The Garden Conservancy Open Day

Debby Mayer
ccSCOOP News


06-17-09 –10:00 p.m. - June means weddings, graduations, and, in this region, gardens. The Garden Conservancy’s June Columbia County Day offered the full range of garden types within less than two-dozen miles. At Hudson Bush Farm in Greenport, garden host Norman Posner sported a button for the occasion: Hudson Bush Farm / 2009 / 20 years.* Just down the road in Livingston, the River School Farm of Owen Davidson and Mark Prezorski was the youngest garden, at seven years.

 

Fayal Greene’s large backyard, mostly shade garden in the hamlet of Claverack presented a buffer to the traffic outside the front door of her historic 1850 home. Still in the Claverack hamlet, the garden of Peter Bevacqua and Stephen King was perhaps the most polished—and witty—of the group. And out Mt. Merino Road in Greenport, the steeply pitched two-acre garden of Gerald Moore and Joyce Nereaux, overlooking the Hudson River, was perhaps the most dramatic.

Rain or shine, Open Day is a happy day for visitor and host alike, and this year the rain held off. Visitors in sensible sunhats took notes but weren’t too reverent to point out, “Well, they obviously don’t have any deer.” The garden hosts and their volunteers generously answered questions.

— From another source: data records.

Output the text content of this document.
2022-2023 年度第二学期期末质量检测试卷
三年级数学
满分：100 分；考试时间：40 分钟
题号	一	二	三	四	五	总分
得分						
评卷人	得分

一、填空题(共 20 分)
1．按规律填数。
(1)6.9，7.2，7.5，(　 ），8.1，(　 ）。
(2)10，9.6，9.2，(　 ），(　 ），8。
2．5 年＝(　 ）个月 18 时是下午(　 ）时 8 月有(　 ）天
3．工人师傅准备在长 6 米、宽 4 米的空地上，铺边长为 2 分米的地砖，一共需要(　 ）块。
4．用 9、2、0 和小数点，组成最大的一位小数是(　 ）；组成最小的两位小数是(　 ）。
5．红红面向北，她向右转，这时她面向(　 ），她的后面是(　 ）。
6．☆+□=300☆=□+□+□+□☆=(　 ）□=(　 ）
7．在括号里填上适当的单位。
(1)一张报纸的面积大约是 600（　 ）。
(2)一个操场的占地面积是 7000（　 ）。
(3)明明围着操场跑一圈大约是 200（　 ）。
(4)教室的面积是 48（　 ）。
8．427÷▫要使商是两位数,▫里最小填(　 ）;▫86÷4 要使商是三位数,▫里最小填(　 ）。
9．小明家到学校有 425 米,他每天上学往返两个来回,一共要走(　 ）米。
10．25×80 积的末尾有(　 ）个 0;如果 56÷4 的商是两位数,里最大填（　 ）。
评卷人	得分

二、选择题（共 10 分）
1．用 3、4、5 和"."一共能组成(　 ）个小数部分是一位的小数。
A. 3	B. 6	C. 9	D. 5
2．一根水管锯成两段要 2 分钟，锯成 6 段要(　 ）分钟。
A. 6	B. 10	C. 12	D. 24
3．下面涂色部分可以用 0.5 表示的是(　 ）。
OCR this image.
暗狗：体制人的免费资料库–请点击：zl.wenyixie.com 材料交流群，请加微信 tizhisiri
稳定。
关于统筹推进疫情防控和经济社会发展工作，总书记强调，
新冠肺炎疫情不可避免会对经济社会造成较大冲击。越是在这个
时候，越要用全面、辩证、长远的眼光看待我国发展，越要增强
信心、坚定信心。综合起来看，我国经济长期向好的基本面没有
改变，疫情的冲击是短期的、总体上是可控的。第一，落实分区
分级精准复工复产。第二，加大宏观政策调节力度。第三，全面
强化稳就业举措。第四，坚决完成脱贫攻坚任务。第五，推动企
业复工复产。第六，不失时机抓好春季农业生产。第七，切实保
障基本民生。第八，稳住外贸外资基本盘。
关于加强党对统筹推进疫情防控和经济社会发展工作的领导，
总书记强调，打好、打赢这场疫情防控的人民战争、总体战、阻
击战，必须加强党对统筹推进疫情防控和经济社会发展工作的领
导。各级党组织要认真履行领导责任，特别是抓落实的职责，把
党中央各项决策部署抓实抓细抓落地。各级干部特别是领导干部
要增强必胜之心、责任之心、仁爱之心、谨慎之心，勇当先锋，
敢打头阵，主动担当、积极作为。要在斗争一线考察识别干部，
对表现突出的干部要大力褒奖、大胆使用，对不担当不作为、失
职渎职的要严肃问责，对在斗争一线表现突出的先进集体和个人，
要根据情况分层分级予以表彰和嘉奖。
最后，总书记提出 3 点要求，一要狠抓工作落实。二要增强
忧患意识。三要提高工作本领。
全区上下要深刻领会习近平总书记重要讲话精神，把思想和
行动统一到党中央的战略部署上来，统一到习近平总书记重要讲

Old, young, or in between, each of the gardens is evolving—a gardener has to be able to say “next year”—and while certain plants and shrubs reoccurred from place to place—the oddly scented polygonus, for one, and pounds of hosta—each garden offered its own surprises and joys. A garden, I was reminded once again, involves not only hard work and dirt and aches and pains, but also trust and optimism and love—for the land, yes, and something more—for those who share the garden with you, whether family, friends, or strangers.

* Editor’s Note: Norman Posner’s button commemorated not twenty years of the garden but twenty years of the Hudson Bush Farm Sale and Plant Exchange, which Posner and his late partner Charles Baker began in 1989. The event was held every year at Hudson Bush Farm for ten years, after which it moved to the Clermont Historic Site and is now carried on by Friends of Clermont. The gardens at Hudson Bush Farm have been evolving for more than thirty years.